Her casual reference to a past lover provided the necessary objectification for me to realize that, however special I was to her, I still existed within certain definitions ('a guy', 'my boyfriend') - and that in in Chloe's eyes, I was necessarily a simplified version of myself.

Because in resolving our need to love, we do not always succeed in resolving our need to long.

And so the skiing holiday (and much of my life generally) proceeded: anticipation in the morning, anxiety in the actuality, and pleasant memories in the evening.

Her apathy embodied the hope that by doing nothing, another might take the decision for her, that by displaying her indecision and frustration while not acting on it I would ultimately perform the move that she had needed (but been too scared) to make herself.

First of all, one calls individual actions good or bad quite irrespective of their motives but solely on account of their useful or harmful consequences. Soon, however, one forgets the origin of these designations and believes that the quality good and evil is inherent in the actions themselves, irrespective of their consequences...

-Friedrich Nietzsche, "Human, all too human"

To have killed myself would have been to forget that I would be too dead to derive any pleasure from the melodrama of my own extinction.

There is an Arabic saying that the soul travels at the pace of a camel.
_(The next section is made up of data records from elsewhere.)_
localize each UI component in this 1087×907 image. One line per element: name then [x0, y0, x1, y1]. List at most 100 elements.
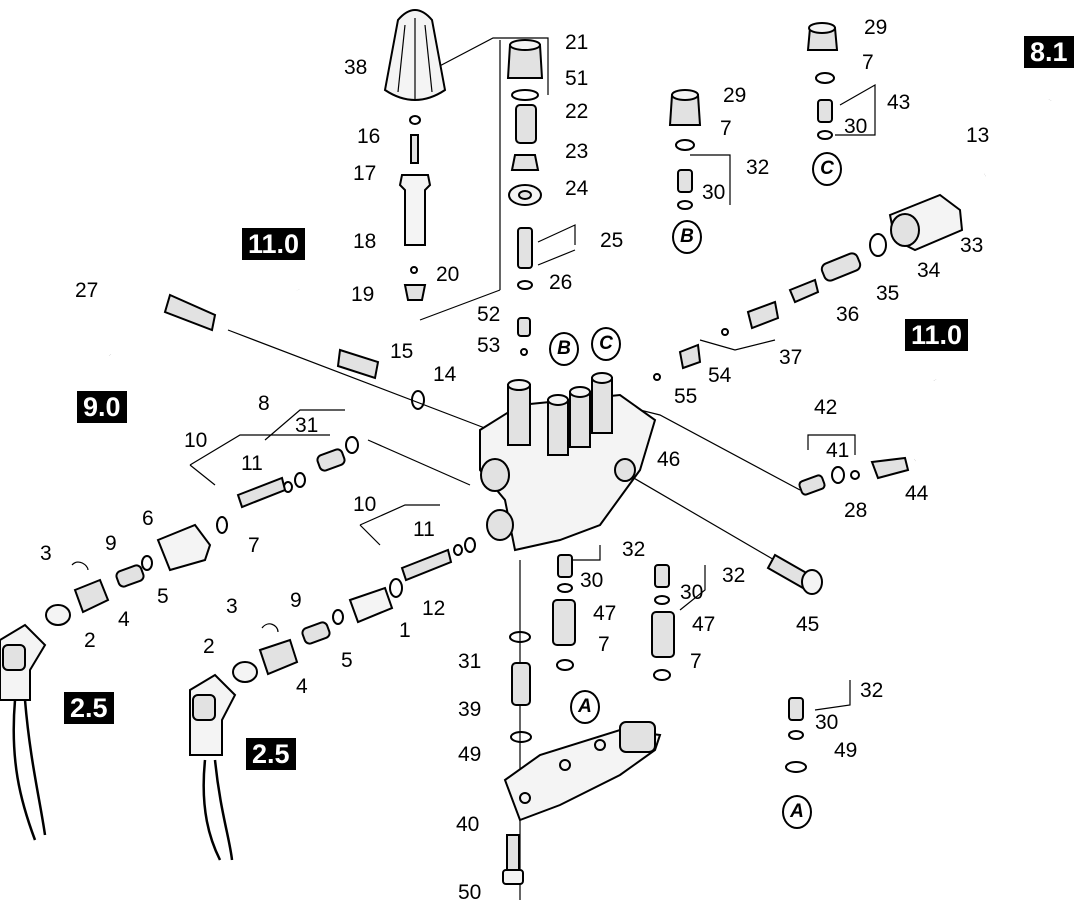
- reference-tag-11-0-left: 11.0: [242, 228, 306, 261]
- bolt-45: [766, 553, 823, 595]
- part-number-29-left: 29: [723, 84, 747, 107]
- circle-mark-b-manifold: B: [549, 332, 579, 366]
- part-number-9-right: 9: [290, 589, 302, 612]
- part-number-32-mid-right: 32: [722, 564, 746, 587]
- part-number-9-left: 9: [105, 532, 117, 555]
- part-number-4-right: 4: [296, 675, 308, 698]
- reference-tag-8-1: 8.1: [1024, 36, 1074, 69]
- part-number-46: 46: [657, 448, 681, 471]
- part-number-20: 20: [436, 263, 460, 286]
- part-number-32-mid-left: 32: [622, 538, 646, 561]
- part-number-40: 40: [456, 813, 480, 836]
- part-number-47-right: 47: [692, 613, 716, 636]
- part-number-54: 54: [708, 364, 732, 387]
- part-number-45: 45: [796, 613, 820, 636]
- part-number-18: 18: [353, 230, 377, 253]
- knob-38: [383, 9, 447, 101]
- reference-tag-11-0-right: 11.0: [905, 319, 969, 352]
- part-number-14: 14: [433, 363, 457, 386]
- part-number-30-top-right: 30: [844, 115, 868, 138]
- right-fittings: [798, 456, 910, 496]
- part-number-26: 26: [549, 271, 573, 294]
- part-number-24: 24: [565, 177, 589, 200]
- inlet-assembly: [653, 193, 964, 381]
- part-number-16: 16: [357, 125, 381, 148]
- part-number-7-top-right: 7: [862, 51, 874, 74]
- part-number-31-upper: 31: [295, 414, 319, 437]
- pressure-switches: [0, 623, 237, 756]
- part-number-33: 33: [960, 234, 984, 257]
- part-number-39: 39: [458, 698, 482, 721]
- part-number-15: 15: [390, 340, 414, 363]
- part-number-28: 28: [844, 499, 868, 522]
- part-number-8: 8: [258, 392, 270, 415]
- part-number-11-upper: 11: [241, 452, 263, 475]
- part-number-4-left: 4: [118, 608, 130, 631]
- part-number-5-right: 5: [341, 649, 353, 672]
- manifold-block: [479, 372, 657, 552]
- part-number-51: 51: [565, 67, 589, 90]
- part-number-7-mid-left: 7: [598, 633, 610, 656]
- valve-stack-center: [506, 39, 544, 356]
- part-number-35: 35: [876, 282, 900, 305]
- circle-mark-a-right: A: [782, 795, 812, 829]
- part-number-29-right: 29: [864, 16, 888, 39]
- circle-mark-a-bottom: A: [570, 690, 600, 724]
- hoses: [12, 98, 1055, 861]
- circle-mark-c-top: C: [812, 152, 842, 186]
- part-number-22: 22: [565, 100, 589, 123]
- part-number-49-right: 49: [834, 739, 858, 762]
- part-number-19: 19: [351, 283, 375, 306]
- part-number-37: 37: [779, 346, 803, 369]
- circle-mark-b-top: B: [672, 220, 702, 254]
- part-number-11-lower: 11: [413, 518, 435, 541]
- part-number-2-left: 2: [84, 629, 96, 652]
- part-number-7-mid-right: 7: [690, 650, 702, 673]
- check-valves-top: [668, 22, 839, 210]
- part-number-42: 42: [814, 396, 838, 419]
- hose-fittings: [163, 293, 425, 410]
- part-number-53: 53: [477, 334, 501, 357]
- lower-valve-stacks: [509, 554, 807, 773]
- part-number-32-bottom-right: 32: [860, 679, 884, 702]
- part-number-1: 1: [399, 619, 411, 642]
- part-number-25: 25: [600, 229, 624, 252]
- part-number-30-top-left: 30: [702, 181, 726, 204]
- left-valve-row: [45, 436, 359, 626]
- part-number-36: 36: [836, 303, 860, 326]
- part-number-7-left: 7: [248, 534, 260, 557]
- part-number-30-mid-right: 30: [680, 581, 704, 604]
- part-number-55: 55: [674, 385, 698, 408]
- left-valve-row-lower: [232, 537, 476, 683]
- part-number-44: 44: [905, 482, 929, 505]
- bolt-50: [502, 834, 524, 885]
- part-number-5-left: 5: [157, 585, 169, 608]
- reference-tag-9-0: 9.0: [77, 391, 127, 424]
- part-number-6: 6: [142, 507, 154, 530]
- part-number-17: 17: [353, 162, 377, 185]
- part-number-49-left: 49: [458, 743, 482, 766]
- part-number-21: 21: [565, 31, 589, 54]
- part-number-30-mid-left: 30: [580, 569, 604, 592]
- part-number-2-right: 2: [203, 635, 215, 658]
- reference-tag-2-5-left: 2.5: [64, 692, 114, 725]
- part-number-10-upper: 10: [184, 429, 208, 452]
- part-number-3-left: 3: [40, 542, 52, 565]
- part-number-38: 38: [344, 56, 368, 79]
- bottom-plate: [503, 721, 662, 822]
- part-number-30-bottom-right: 30: [815, 711, 839, 734]
- part-number-50: 50: [458, 881, 482, 904]
- part-number-23: 23: [565, 140, 589, 163]
- circle-mark-c-manifold: C: [591, 327, 621, 361]
- part-number-7-top-left: 7: [720, 117, 732, 140]
- part-number-43: 43: [887, 91, 911, 114]
- part-number-12: 12: [422, 597, 446, 620]
- part-number-32-top: 32: [746, 156, 770, 179]
- reference-tag-2-5-right: 2.5: [246, 738, 296, 771]
- valve-stack-left: [398, 115, 432, 301]
- part-number-3-right: 3: [226, 595, 238, 618]
- part-number-34: 34: [917, 259, 941, 282]
- part-number-41: 41: [826, 439, 850, 462]
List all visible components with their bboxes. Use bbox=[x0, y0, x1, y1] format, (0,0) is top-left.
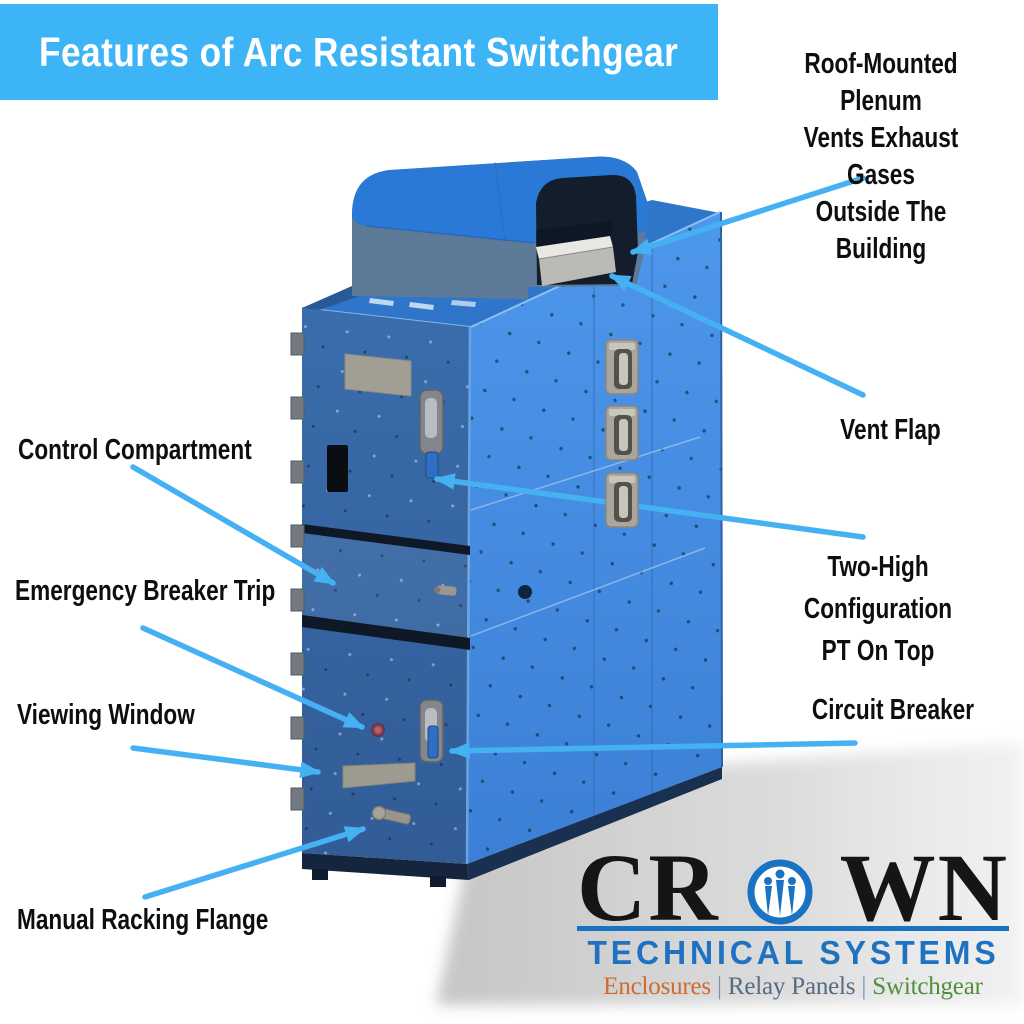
logo-letters-cr: CR bbox=[577, 834, 720, 941]
callout-arrow-two-high-configuration bbox=[433, 473, 866, 540]
side-latch bbox=[605, 472, 639, 528]
callout-arrow-circuit-breaker bbox=[448, 740, 858, 760]
control-door-latch bbox=[433, 585, 457, 596]
label-control-compartment: Control Compartment bbox=[18, 434, 252, 466]
callout-arrow-control-compartment bbox=[130, 464, 336, 586]
label-emergency-breaker-trip: Emergency Breaker Trip bbox=[15, 575, 276, 607]
side-panel-latches bbox=[605, 339, 639, 528]
roof-plenum-hood bbox=[352, 156, 648, 299]
tagline-separator: | bbox=[717, 973, 722, 1000]
switchgear-base bbox=[302, 767, 722, 887]
side-latch bbox=[605, 405, 639, 461]
label-roof-mounted-plenum: Roof-Mounted Plenum Vents Exhaust Gases … bbox=[803, 48, 959, 265]
tagline-relay-panels: Relay Panels bbox=[727, 973, 856, 1000]
company-logo: CR WN TECHNICAL SYSTEMS Enclosures | Rel… bbox=[577, 834, 1009, 1001]
viewing-window-plate bbox=[342, 762, 416, 789]
side-panel-hole bbox=[518, 585, 532, 599]
callout-arrow-vent-flap bbox=[609, 273, 866, 398]
tagline-separator: | bbox=[861, 973, 867, 1000]
label-circuit-breaker: Circuit Breaker bbox=[811, 694, 975, 726]
door-gap-upper bbox=[302, 524, 470, 555]
callout-arrow-viewing-window bbox=[130, 745, 322, 779]
tagline-switchgear: Switchgear bbox=[872, 973, 983, 1000]
label-vent-flap: Vent Flap bbox=[839, 414, 941, 446]
control-compartment-door bbox=[302, 533, 470, 638]
label-two-high-configuration: Two-High Configuration PT On Top bbox=[803, 551, 953, 667]
door-cutout bbox=[327, 445, 348, 492]
label-manual-racking-flange: Manual Racking Flange bbox=[17, 904, 269, 936]
top-step-face bbox=[302, 286, 357, 314]
emergency-trip-button bbox=[371, 723, 385, 737]
switchgear-side-panel bbox=[467, 211, 723, 864]
manual-racking-handle bbox=[371, 805, 412, 825]
logo-underline bbox=[577, 926, 1009, 931]
nameplate bbox=[344, 353, 412, 397]
door-hinges bbox=[290, 332, 305, 811]
callout-arrow-emergency-breaker-trip bbox=[140, 625, 365, 730]
floor-shadow bbox=[436, 742, 1024, 1005]
side-latch bbox=[605, 339, 639, 395]
page-title: Features of Arc Resistant Switchgear bbox=[39, 28, 679, 75]
crown-o-icon bbox=[747, 859, 813, 925]
logo-letters-wn: WN bbox=[839, 834, 1009, 941]
door-gap-lower bbox=[302, 615, 470, 650]
callout-arrow-roof-plenum bbox=[630, 175, 866, 255]
logo-subtitle: TECHNICAL SYSTEMS bbox=[586, 934, 1000, 971]
tagline-enclosures: Enclosures bbox=[603, 973, 711, 1000]
callout-arrow-manual-racking-flange bbox=[142, 826, 366, 900]
vent-flap-duct bbox=[536, 236, 616, 286]
logo-tagline: Enclosures | Relay Panels | Switchgear bbox=[577, 973, 1009, 1001]
logo-wordmark: CR WN bbox=[577, 834, 1009, 941]
circuit-breaker-handle bbox=[419, 699, 444, 763]
upper-door-handle bbox=[419, 389, 444, 479]
label-viewing-window: Viewing Window bbox=[17, 699, 195, 731]
title-banner: Features of Arc Resistant Switchgear bbox=[0, 4, 718, 100]
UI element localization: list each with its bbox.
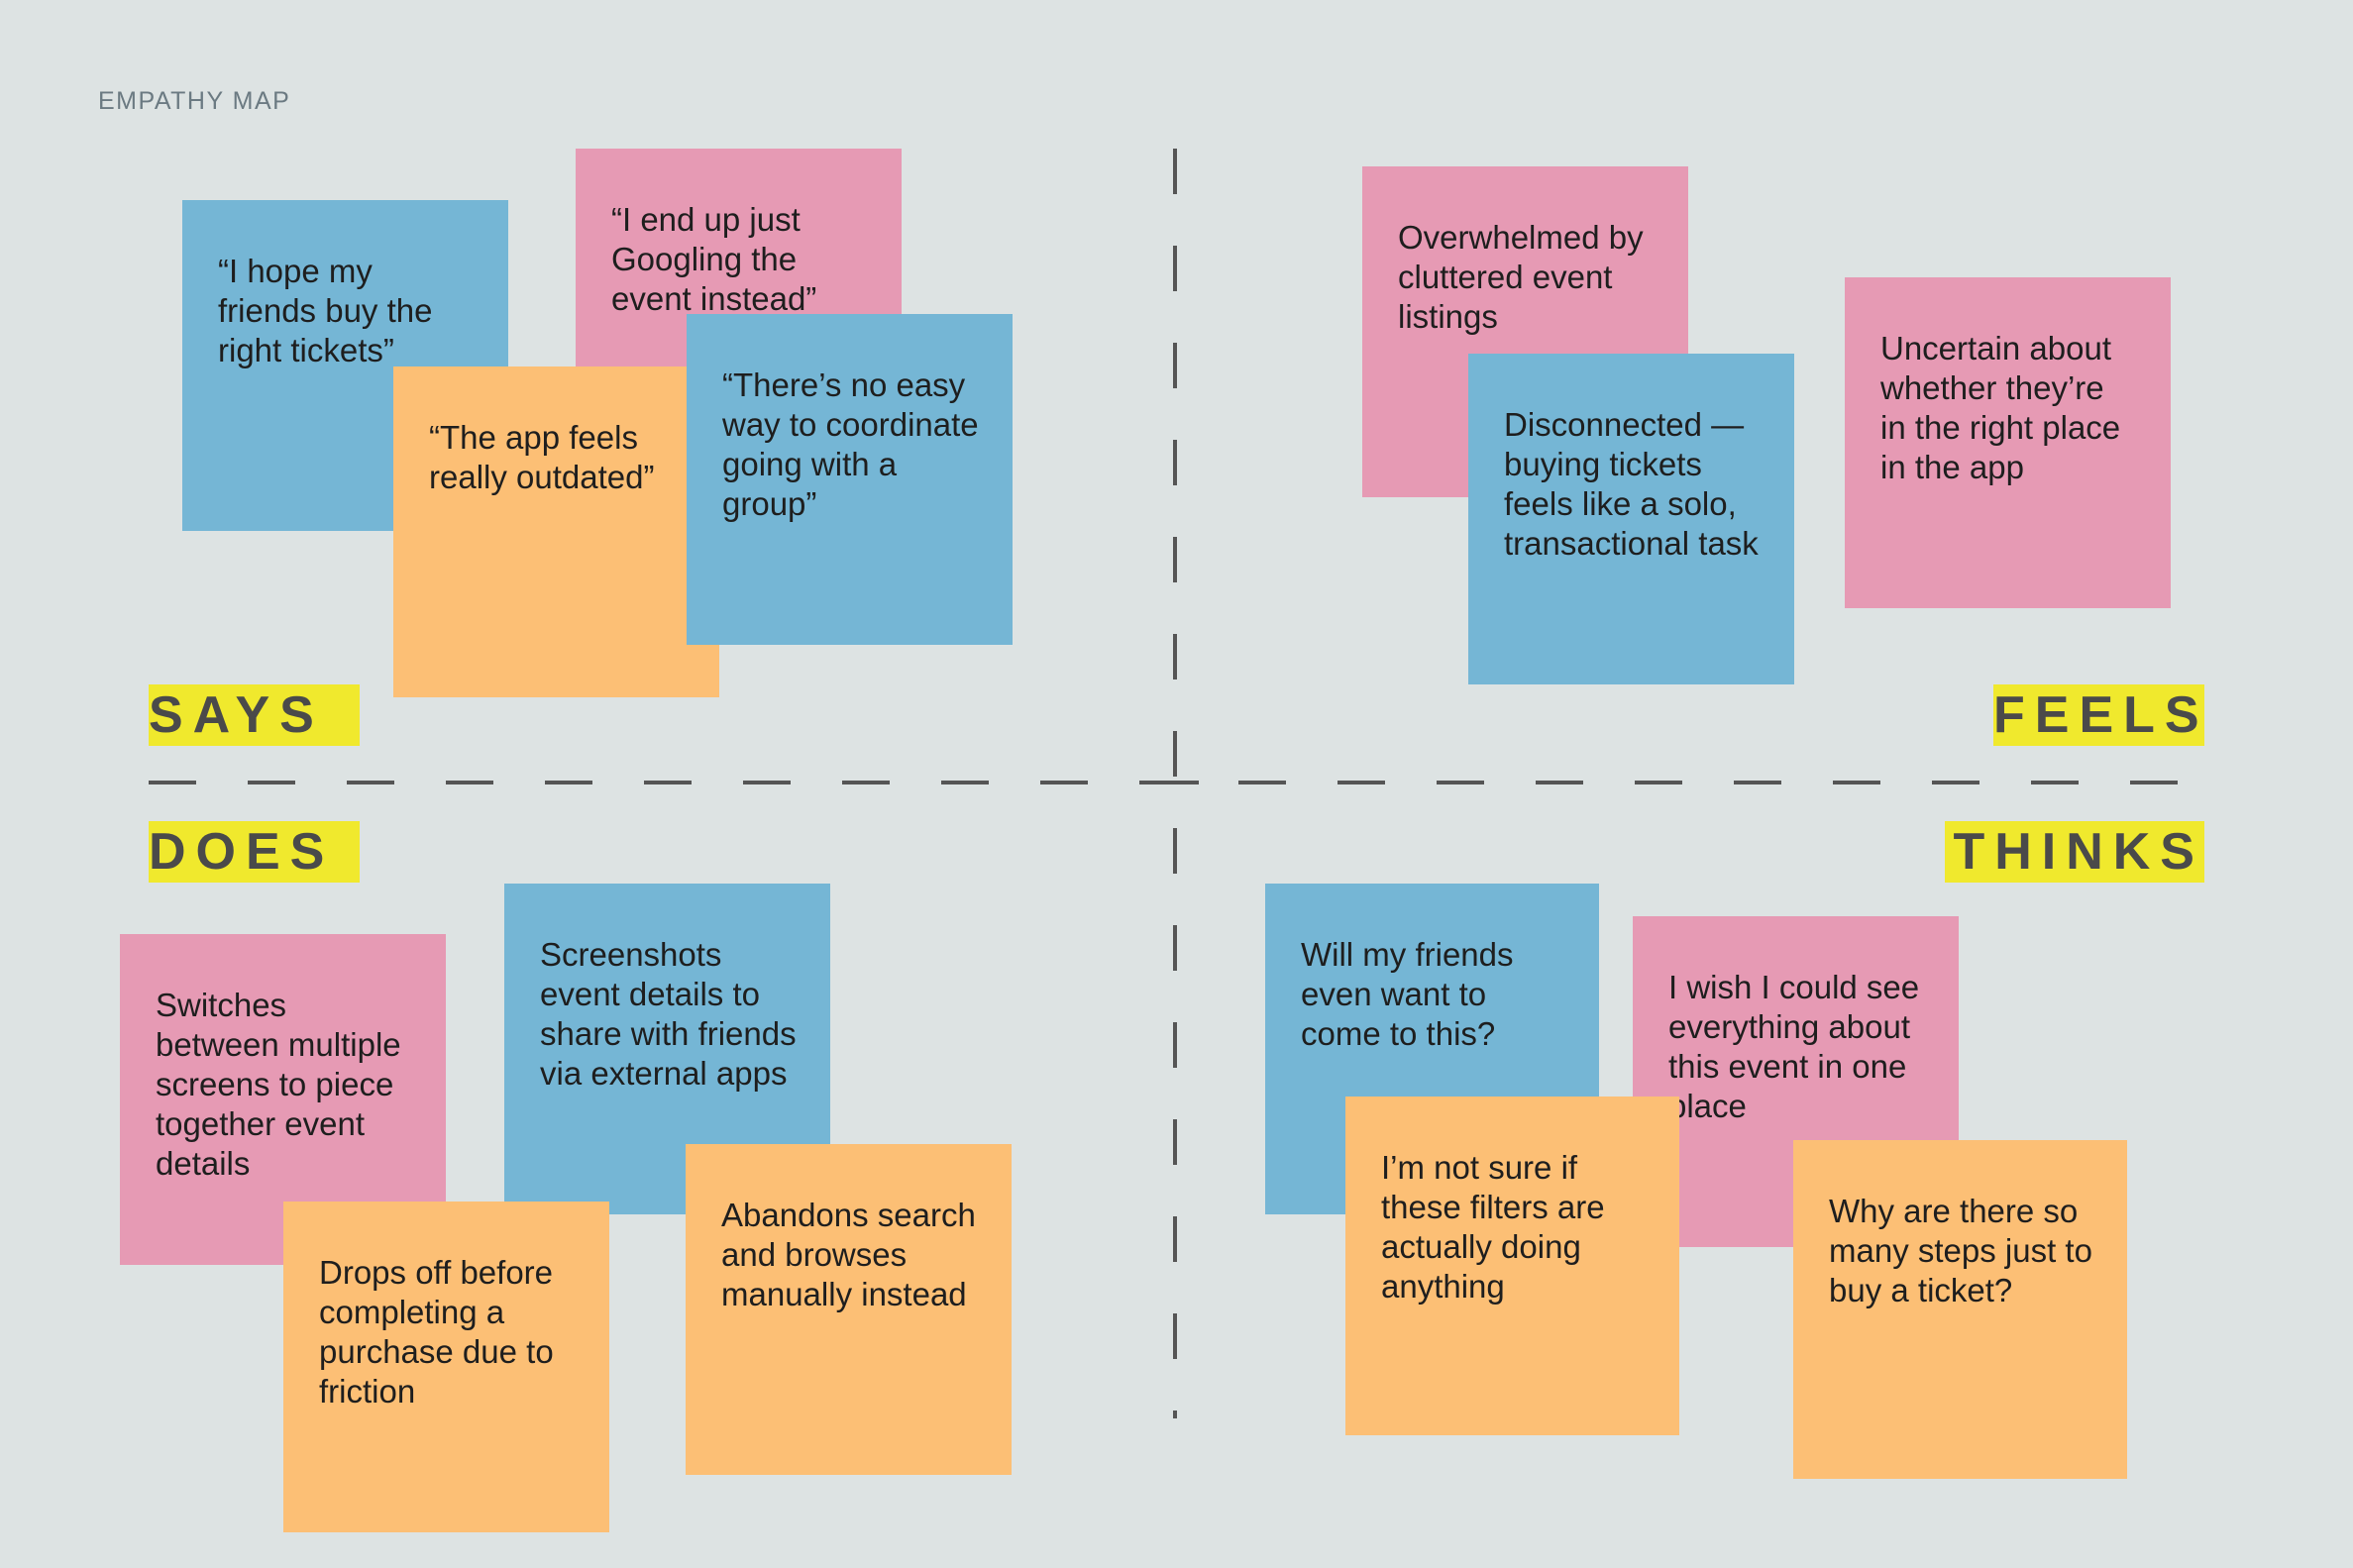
sticky-note-feels-2[interactable]: Disconnected — buying tickets feels like… [1468,354,1794,684]
sticky-note-does-2[interactable]: Screenshots event details to share with … [504,884,830,1214]
quadrant-label-thinks: THINKS [1945,821,2204,883]
sticky-note-does-1[interactable]: Switches between multiple screens to pie… [120,934,446,1265]
sticky-note-thinks-4[interactable]: Why are there so many steps just to buy … [1793,1140,2127,1479]
sticky-note-does-3[interactable]: Drops off before completing a purchase d… [283,1202,609,1532]
sticky-note-feels-3[interactable]: Uncertain about whether they’re in the r… [1845,277,2171,608]
quadrant-label-feels: FEELS [1993,684,2209,746]
sticky-note-says-3[interactable]: “The app feels really outdated” [393,366,719,697]
sticky-note-says-4[interactable]: “There’s no easy way to coordinate going… [687,314,1013,645]
sticky-note-says-1[interactable]: “I hope my friends buy the right tickets… [182,200,508,531]
page-title: EMPATHY MAP [98,87,291,115]
sticky-note-thinks-3[interactable]: I’m not sure if these filters are actual… [1345,1097,1679,1435]
quadrant-label-does: DOES [149,821,360,883]
sticky-note-does-4[interactable]: Abandons search and browses manually ins… [686,1144,1012,1475]
quadrant-label-says: SAYS [149,684,360,746]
While most of us are led by the strict demands of timetables and diaries, our soul, the seat of the heart, trails nostalgically behind, burdened by the weight of memory.

Mature love is marked by an active awareness of the good and bad within each person, it is full of temperance, it resists idealization, it is free of jealousy, masochism, or obsession, it is a form of friendschip with a sexual dimension, it is pleasant, peaceful, and reciprocated.

We are all more intelligent that we are capable, and awareness of the insanity of love has never saved anyone from the disease.

In calling for a monastic existence free of emotional turmoil, stoicism was simply trying to deny the legitimacy of certain potentially painful yet fundamental human needs. However brave, the stoic was in the end a coward at the point of perhaps the highest reality, at the moment of love.

I realized that a more complex lesson needed to be drawn, one that could play with the incompatibilities of love, juggling the need for wisdom with its likely impotence, juggling the idiocy of infatuation with its inevitability. Love had to be appreciated without flight into dogmatic optimism or pessimism, without constructing a philosophy of one's fears, or a morality of one's disappointments.